Key Points
- American companies are investing in Chinese semiconductors.
- China is aiming to dominant in microchip manufacturing.
- This is bad for America both economically and from a national security perspective.
Make no mistake: China is out to eat our lunch. The Red Giant is doggedly, aggressively pursuing every opportunity to undermine American sovereignty. The Biden administration is doing little to deter them – but now it looks like some American businesses may actually be helping them.
According to the Wall Street Journal, U.S. venture-capital firms are throwing more and more money into China’s semiconductor businesses, “aiding Beijing’s bid for chip-sector dominance and complicating Washington’s efforts to preserve America’s lead in the critical technology.”
“U.S. venture-capital firms, chip-industry giants and other private investors participated in 58 investment deals in China’s semiconductor industry from 2017 through 2020, more than double the number from the prior four years,” WSJ reports.
“Silicon Valley venture firms Sequoia Capital, Lightspeed Venture Partners, Matrix Partners and Redpoint Ventures have made at least 67 investments in Chinese chip-sector companies since the start of 2020,” WSJ added.
This is a terrible turn for two reasons.
Economically, we’re handing an enemy the keys to a vital industry. Computer chips are in everything – and we’re in the middle of a shortage. This could give China incredible leverage – the U.S. doesn’t want to be in a position of weakness relying on China for chips.
Then, there are the national security concerns.

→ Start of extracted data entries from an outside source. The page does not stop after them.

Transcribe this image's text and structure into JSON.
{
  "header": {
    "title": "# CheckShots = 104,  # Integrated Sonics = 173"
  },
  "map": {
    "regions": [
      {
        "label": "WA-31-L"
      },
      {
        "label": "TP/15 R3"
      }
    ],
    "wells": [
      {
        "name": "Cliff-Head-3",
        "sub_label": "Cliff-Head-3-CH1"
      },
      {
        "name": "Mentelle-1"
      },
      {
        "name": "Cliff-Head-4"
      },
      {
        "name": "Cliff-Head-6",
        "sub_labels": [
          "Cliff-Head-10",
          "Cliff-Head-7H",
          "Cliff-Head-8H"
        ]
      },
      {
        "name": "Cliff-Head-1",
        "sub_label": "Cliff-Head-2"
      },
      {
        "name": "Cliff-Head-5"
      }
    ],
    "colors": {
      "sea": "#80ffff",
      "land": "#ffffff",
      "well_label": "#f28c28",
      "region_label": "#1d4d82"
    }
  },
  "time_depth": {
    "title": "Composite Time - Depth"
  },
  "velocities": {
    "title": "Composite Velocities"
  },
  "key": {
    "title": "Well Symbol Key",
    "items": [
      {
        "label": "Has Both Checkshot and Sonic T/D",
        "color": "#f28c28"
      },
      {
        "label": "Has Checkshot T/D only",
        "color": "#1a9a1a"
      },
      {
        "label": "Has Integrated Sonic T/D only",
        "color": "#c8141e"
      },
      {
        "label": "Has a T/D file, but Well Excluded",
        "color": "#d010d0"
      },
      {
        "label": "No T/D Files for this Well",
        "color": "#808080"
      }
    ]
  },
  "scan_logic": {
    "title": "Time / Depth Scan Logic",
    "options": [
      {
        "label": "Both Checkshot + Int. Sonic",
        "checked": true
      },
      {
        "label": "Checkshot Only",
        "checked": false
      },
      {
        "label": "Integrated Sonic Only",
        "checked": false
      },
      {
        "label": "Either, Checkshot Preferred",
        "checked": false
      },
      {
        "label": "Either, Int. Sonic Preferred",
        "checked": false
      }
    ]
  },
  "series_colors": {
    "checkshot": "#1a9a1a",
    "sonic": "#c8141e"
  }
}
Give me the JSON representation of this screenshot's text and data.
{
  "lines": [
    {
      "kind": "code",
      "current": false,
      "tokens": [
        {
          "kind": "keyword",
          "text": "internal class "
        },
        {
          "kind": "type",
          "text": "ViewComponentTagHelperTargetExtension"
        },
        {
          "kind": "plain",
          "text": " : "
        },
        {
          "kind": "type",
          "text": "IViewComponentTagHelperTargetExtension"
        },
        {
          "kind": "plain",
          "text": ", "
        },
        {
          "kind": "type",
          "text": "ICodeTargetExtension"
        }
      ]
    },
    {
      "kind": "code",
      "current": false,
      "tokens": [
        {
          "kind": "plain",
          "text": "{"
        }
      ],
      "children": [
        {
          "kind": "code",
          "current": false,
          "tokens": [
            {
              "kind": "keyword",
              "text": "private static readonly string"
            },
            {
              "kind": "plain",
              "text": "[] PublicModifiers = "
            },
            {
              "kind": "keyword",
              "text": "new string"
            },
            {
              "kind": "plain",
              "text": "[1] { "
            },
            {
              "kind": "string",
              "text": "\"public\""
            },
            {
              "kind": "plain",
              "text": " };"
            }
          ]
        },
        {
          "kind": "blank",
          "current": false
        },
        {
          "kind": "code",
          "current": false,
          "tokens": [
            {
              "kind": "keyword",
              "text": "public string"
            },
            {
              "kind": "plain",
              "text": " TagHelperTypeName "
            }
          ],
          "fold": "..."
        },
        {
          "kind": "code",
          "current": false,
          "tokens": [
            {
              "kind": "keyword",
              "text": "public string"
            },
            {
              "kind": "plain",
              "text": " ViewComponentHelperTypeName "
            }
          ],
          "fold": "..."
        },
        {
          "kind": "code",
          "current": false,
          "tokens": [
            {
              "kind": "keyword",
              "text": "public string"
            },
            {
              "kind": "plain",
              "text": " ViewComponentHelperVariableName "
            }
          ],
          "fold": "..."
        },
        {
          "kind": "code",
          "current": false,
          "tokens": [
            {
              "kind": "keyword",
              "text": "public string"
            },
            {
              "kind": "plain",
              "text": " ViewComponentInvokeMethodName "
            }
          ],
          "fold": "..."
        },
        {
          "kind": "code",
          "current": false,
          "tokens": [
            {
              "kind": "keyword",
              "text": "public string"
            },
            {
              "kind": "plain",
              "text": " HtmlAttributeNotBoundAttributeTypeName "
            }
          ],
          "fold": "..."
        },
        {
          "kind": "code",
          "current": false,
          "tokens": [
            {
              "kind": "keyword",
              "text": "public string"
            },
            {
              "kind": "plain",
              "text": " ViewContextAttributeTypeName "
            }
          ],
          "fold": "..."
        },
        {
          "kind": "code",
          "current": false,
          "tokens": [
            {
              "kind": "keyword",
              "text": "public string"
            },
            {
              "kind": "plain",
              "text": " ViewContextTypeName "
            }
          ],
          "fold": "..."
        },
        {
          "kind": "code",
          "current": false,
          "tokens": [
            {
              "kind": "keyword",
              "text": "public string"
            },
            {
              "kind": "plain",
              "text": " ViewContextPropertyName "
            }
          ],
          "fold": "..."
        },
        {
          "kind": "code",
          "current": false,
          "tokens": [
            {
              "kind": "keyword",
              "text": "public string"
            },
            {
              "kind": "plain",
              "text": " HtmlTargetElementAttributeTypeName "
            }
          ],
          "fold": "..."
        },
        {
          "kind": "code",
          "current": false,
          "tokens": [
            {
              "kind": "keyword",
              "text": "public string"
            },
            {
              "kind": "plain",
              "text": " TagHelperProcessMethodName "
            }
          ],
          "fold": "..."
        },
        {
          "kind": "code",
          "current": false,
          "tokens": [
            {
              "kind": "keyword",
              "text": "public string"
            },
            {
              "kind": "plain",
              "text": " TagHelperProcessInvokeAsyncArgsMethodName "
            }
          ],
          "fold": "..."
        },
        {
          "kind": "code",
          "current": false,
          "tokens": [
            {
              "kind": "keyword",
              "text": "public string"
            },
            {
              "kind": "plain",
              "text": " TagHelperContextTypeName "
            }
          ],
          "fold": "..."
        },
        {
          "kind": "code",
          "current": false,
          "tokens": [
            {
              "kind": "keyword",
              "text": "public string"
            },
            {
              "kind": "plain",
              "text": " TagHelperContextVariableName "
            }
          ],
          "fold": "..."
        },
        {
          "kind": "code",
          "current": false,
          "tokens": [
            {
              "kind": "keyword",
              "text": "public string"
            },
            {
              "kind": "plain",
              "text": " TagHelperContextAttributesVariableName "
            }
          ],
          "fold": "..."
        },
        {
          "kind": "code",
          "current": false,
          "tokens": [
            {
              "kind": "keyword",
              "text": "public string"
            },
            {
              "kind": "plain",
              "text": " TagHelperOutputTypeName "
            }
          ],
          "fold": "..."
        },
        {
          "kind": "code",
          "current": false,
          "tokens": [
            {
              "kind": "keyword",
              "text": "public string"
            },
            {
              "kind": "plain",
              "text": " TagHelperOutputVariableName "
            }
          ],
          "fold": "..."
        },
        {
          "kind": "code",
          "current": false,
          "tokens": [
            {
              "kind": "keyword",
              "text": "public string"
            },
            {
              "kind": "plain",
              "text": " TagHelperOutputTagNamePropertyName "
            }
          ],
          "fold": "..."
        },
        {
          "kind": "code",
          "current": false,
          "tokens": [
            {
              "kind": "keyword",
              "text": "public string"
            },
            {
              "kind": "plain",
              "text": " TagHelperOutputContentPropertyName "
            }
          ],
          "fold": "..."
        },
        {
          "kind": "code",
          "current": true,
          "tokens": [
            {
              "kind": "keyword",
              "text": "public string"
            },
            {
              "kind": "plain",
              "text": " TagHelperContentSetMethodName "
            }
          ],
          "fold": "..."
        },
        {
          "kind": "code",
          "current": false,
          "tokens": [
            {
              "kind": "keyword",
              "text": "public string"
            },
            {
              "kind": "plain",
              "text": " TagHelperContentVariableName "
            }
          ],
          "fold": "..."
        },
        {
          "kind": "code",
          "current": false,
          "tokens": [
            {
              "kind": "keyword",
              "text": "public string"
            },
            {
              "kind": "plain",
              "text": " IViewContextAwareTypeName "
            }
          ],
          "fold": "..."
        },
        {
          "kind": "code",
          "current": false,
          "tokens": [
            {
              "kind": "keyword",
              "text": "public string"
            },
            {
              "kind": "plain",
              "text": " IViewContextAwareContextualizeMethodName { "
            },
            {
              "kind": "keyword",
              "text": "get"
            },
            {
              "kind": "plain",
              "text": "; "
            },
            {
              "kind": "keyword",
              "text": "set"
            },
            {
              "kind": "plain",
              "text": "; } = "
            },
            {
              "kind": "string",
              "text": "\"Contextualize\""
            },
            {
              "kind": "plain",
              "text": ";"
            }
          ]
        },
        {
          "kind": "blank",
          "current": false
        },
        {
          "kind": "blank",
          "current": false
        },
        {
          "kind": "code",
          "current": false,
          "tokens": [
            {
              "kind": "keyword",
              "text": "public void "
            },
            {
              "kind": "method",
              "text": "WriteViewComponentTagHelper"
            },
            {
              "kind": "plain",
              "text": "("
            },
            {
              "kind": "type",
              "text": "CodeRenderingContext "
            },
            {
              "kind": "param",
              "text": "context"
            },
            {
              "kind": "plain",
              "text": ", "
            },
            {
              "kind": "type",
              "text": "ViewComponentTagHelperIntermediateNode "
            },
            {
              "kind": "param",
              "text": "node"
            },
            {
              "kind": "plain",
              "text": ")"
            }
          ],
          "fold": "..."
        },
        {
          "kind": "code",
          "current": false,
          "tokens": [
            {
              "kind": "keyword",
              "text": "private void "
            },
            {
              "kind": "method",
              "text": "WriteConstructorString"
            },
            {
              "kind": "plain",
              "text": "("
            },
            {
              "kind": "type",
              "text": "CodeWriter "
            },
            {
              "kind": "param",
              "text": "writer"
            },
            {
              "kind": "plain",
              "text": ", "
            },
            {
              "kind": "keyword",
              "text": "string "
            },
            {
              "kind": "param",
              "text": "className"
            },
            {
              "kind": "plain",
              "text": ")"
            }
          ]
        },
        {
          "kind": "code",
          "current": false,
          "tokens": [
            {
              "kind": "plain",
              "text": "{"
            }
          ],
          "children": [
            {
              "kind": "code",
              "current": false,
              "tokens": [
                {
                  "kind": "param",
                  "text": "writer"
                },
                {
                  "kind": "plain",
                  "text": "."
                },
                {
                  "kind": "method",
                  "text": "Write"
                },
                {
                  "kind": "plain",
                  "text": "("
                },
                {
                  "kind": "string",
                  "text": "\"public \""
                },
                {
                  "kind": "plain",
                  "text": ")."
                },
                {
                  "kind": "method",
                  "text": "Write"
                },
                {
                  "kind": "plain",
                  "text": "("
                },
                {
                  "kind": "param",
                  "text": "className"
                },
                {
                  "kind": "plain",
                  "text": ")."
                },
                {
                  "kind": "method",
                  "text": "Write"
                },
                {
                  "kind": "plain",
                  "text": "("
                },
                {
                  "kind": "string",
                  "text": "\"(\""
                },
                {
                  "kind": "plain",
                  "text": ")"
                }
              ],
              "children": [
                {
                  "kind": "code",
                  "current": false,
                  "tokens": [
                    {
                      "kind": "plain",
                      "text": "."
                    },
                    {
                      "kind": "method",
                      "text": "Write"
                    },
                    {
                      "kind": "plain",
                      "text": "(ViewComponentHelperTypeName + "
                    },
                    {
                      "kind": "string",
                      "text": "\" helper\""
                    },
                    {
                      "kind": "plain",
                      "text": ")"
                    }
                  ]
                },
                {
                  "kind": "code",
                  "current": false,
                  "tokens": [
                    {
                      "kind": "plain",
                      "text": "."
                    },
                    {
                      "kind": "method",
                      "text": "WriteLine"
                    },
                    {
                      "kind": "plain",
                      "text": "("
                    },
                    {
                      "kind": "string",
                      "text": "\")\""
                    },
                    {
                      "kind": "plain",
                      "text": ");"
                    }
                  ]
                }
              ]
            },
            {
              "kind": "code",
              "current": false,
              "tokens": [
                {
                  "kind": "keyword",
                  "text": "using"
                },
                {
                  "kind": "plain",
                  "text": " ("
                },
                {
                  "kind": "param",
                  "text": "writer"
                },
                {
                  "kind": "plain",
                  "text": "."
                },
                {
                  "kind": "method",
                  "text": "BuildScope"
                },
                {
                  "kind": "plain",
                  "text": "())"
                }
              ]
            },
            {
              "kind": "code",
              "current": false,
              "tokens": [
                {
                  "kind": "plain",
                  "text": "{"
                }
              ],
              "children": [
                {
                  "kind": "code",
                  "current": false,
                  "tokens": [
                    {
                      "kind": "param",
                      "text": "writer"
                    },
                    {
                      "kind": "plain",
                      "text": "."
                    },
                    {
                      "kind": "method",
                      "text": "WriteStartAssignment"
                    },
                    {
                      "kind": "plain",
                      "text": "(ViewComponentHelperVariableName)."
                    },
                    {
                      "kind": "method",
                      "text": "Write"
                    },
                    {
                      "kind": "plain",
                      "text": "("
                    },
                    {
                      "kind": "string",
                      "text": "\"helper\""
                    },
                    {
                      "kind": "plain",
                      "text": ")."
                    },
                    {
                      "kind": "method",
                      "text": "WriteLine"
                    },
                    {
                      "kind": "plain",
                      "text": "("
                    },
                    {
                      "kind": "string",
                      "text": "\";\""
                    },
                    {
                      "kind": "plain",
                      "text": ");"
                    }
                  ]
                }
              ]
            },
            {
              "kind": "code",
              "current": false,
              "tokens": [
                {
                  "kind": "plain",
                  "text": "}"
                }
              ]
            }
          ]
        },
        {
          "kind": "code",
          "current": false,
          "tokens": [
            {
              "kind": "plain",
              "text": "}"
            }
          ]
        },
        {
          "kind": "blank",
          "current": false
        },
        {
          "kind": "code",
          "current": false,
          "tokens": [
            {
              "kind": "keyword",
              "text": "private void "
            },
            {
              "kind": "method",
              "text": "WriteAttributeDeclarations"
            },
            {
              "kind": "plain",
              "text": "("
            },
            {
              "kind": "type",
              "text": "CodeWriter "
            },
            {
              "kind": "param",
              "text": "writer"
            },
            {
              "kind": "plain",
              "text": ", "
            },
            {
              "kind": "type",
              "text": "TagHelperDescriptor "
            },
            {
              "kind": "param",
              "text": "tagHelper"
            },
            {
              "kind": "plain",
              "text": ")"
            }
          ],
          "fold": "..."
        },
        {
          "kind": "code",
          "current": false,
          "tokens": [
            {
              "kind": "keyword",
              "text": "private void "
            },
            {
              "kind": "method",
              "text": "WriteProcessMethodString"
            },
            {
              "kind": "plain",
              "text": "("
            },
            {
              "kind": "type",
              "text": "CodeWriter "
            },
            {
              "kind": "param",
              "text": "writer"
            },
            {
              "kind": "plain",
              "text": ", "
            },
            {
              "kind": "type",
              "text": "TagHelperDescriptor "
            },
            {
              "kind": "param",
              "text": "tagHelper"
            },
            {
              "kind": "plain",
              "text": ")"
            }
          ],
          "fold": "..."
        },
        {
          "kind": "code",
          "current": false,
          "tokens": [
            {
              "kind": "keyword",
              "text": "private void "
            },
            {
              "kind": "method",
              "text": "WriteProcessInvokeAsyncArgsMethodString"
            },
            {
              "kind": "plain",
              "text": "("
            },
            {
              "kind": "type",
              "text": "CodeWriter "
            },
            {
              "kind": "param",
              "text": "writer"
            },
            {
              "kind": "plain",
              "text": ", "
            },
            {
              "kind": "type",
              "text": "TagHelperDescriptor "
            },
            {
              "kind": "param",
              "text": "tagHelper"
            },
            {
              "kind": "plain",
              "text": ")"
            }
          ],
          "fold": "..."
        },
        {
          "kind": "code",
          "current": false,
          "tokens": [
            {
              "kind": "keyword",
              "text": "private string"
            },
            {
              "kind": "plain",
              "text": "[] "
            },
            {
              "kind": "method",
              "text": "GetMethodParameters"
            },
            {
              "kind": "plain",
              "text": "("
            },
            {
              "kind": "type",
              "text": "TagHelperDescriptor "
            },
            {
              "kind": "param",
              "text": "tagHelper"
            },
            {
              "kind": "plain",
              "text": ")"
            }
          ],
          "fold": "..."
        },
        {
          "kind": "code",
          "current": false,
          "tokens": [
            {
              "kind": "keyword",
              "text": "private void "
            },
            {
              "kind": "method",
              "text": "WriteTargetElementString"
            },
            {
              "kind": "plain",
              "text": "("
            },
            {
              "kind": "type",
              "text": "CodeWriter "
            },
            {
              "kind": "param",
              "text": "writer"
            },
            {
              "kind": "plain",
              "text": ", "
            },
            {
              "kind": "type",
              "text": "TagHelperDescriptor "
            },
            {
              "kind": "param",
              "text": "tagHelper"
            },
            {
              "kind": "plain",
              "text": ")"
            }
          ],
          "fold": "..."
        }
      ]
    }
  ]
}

According to recent Drill Down reporting, many agencies, including the FBI and the Secret Service, have made drone purchases from Shenzhen-based company DJI. The DHS believes with ‘moderate confidence’ that DJI provides American infrastructure and law enforcement data to the Chinese government.
So why are we letting them hold (make) all the chips? Why are American venture-capital firms fueling this rise to dominance? How can they not see the danger?
According to former Pentagon Tech Chief Nicolas Chaillan, America is already losing the cyber war. “We have no competing fighting chance against China in 15 to 20 years,” says Chaillan, who quit the Defense Department in September. “Right now, it’s already a done deal; it is already over in my opinion.”
China has proven to be dangerous (don’t forget the state-sponsored Microsoft Exchange server hack!) and now they have the pole position when it comes to semiconductor production.
We’re essentially paying them to hack us and steal our private information.
If that’s not bad policy, I don’t know what is.